Gedichte aus den 1920er-Jahren


Sehnsucht nach Frieden, Arbeit und Brot


Gedichte waren noch zu Beginn des 20. Jahrhunderts ein durchaus übliches Mittel, um politische Ansichten zu formulieren, Kritik an bestehenden Zuständen zu äußern, Forderungen zu erheben, die Herrschenden zu loben oder zu verspotten und Sehnsüchten Ausdruck zu verleihen.
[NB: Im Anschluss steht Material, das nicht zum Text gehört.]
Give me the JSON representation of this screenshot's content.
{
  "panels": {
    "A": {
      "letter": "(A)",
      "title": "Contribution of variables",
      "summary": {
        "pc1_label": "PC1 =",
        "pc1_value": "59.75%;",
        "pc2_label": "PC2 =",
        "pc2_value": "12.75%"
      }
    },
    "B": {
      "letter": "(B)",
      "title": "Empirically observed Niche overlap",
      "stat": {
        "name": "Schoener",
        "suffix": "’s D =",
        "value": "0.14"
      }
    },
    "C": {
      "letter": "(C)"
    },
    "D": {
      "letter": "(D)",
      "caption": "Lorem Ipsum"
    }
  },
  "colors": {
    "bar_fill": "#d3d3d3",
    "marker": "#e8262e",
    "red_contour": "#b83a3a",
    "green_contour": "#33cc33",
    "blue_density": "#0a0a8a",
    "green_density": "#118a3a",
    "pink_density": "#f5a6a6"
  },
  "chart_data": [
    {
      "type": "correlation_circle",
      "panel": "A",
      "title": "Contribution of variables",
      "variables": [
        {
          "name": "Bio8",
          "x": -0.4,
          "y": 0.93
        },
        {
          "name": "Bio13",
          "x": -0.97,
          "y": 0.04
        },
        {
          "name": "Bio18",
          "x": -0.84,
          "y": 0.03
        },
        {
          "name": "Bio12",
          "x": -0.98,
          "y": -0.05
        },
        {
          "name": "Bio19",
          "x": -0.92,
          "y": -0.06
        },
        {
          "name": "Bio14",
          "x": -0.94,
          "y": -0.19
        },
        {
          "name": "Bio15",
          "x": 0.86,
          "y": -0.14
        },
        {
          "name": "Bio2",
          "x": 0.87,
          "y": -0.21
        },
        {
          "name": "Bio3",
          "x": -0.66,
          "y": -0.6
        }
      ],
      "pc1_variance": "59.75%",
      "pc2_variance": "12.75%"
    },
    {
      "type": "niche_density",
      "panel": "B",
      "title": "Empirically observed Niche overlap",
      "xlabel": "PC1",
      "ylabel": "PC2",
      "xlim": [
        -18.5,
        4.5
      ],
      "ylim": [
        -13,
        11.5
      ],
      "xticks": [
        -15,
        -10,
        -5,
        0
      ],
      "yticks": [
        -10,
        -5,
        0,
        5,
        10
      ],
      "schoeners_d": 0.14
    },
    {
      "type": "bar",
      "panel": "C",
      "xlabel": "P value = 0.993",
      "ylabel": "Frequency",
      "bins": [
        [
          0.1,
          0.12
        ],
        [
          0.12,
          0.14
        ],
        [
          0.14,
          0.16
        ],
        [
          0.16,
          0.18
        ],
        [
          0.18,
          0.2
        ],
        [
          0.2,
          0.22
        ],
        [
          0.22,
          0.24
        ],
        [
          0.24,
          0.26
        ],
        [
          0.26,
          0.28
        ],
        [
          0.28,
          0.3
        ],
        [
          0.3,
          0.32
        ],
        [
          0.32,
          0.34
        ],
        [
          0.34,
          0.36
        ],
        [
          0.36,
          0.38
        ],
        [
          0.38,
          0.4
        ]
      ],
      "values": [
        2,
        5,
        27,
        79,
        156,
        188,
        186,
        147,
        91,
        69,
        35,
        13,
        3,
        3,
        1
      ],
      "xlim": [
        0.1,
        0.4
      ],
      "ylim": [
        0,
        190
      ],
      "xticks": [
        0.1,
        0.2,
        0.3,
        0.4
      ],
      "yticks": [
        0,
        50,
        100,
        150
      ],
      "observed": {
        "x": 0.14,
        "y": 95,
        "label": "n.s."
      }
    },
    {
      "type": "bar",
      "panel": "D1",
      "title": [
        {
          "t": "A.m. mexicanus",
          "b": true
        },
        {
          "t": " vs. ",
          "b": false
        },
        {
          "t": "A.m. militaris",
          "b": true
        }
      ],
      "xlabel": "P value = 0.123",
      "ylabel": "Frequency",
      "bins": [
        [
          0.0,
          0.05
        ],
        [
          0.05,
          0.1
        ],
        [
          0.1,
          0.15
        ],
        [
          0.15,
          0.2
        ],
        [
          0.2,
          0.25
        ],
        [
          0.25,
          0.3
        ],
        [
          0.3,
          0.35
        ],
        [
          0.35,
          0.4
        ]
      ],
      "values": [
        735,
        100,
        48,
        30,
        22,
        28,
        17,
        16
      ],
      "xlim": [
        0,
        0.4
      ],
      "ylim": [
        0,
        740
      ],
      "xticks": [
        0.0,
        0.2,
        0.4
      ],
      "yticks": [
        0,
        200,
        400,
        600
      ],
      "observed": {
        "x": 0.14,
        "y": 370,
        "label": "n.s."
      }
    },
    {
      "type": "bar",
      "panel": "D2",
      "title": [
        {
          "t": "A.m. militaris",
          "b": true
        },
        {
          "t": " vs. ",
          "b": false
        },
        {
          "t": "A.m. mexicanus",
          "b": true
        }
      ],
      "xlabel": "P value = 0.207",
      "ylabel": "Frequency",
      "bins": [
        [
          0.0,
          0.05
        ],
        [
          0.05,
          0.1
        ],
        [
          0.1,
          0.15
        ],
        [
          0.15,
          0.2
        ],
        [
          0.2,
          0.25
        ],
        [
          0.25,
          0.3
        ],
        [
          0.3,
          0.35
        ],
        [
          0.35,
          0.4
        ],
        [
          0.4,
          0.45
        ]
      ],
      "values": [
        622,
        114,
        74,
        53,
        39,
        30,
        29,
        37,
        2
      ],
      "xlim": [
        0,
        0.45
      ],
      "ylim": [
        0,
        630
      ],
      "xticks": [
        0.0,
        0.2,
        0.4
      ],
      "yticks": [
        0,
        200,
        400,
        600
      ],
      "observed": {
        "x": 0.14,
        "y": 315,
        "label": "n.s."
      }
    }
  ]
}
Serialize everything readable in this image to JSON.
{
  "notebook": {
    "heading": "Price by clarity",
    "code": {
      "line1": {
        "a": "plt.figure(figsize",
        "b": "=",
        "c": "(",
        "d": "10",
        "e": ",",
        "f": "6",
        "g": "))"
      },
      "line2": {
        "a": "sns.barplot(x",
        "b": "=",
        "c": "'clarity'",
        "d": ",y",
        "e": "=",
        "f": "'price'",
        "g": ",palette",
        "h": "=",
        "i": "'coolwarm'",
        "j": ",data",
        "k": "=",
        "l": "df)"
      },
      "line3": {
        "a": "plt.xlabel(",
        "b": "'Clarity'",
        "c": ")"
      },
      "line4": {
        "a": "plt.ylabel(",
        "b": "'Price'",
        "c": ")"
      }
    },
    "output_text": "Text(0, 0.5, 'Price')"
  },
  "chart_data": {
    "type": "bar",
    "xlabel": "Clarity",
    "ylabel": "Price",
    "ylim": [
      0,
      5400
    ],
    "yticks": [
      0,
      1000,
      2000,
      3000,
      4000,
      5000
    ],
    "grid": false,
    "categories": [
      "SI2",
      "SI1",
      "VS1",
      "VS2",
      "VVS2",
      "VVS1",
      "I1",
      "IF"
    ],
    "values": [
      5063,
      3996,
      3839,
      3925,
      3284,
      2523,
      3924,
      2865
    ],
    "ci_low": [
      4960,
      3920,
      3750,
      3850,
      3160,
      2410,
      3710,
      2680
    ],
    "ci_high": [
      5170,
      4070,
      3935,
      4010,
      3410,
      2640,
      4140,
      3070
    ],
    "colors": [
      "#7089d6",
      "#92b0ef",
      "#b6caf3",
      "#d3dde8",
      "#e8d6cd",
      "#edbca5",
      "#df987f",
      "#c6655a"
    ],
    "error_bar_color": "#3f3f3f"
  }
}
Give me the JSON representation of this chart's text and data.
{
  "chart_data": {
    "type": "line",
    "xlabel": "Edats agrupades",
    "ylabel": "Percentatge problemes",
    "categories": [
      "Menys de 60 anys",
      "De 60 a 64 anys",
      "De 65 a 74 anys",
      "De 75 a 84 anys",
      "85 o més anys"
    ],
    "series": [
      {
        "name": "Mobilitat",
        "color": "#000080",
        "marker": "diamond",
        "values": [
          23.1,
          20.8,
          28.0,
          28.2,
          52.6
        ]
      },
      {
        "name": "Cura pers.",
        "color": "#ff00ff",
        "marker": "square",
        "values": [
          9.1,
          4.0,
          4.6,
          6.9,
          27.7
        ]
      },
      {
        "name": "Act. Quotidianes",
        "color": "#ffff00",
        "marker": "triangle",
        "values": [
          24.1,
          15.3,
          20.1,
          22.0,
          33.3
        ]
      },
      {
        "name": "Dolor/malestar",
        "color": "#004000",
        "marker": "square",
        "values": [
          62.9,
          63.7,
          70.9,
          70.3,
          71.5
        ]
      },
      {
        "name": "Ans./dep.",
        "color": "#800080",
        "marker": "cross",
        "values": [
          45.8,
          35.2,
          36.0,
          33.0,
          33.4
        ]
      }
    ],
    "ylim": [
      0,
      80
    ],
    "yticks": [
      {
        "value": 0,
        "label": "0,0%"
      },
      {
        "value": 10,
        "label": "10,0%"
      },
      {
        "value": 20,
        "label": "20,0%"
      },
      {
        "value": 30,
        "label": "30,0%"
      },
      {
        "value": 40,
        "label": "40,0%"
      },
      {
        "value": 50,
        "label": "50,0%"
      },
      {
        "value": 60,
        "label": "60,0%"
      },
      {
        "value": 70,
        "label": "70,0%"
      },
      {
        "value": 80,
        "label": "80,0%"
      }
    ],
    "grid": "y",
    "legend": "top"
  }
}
So verwundert es nicht, dass auch die politischen und sozialen Umwälzungen nach dem Ende des Ersten Weltkriegs ihren Niederschlag in der Poesie fanden: Der verlorene Krieg, die Abdankung des Kaisers, die als demütigend empfundenen Bestimmungen des Versailler Vertrages, die Hyperinflation und die chaotischen Verhältnisse der ersten deutschen Demokratie, der »Weimarer Republik«, hinterließen im Seelenleben der Deutschen tiefe und lang anhaltende Spuren.

Zu Beginn der 1920er-Jahre erwarteten die meisten Deutschen allerdings noch nicht die Ankunft eines neuen Messias, als der Adolf Hitler ein Jahrzehnt später vielen gelten sollte, sondern ihr Sehnen ging zunächst dahin, nach den Entbehrungen der Nachkriegszeit endlich wieder ein ganz »normales« Leben führen zu können. Loblieder und Hymnen auf den »Führer« entstanden daher in dieser frühen Zeit der nationalsozialistischen »Bewegung« noch nicht.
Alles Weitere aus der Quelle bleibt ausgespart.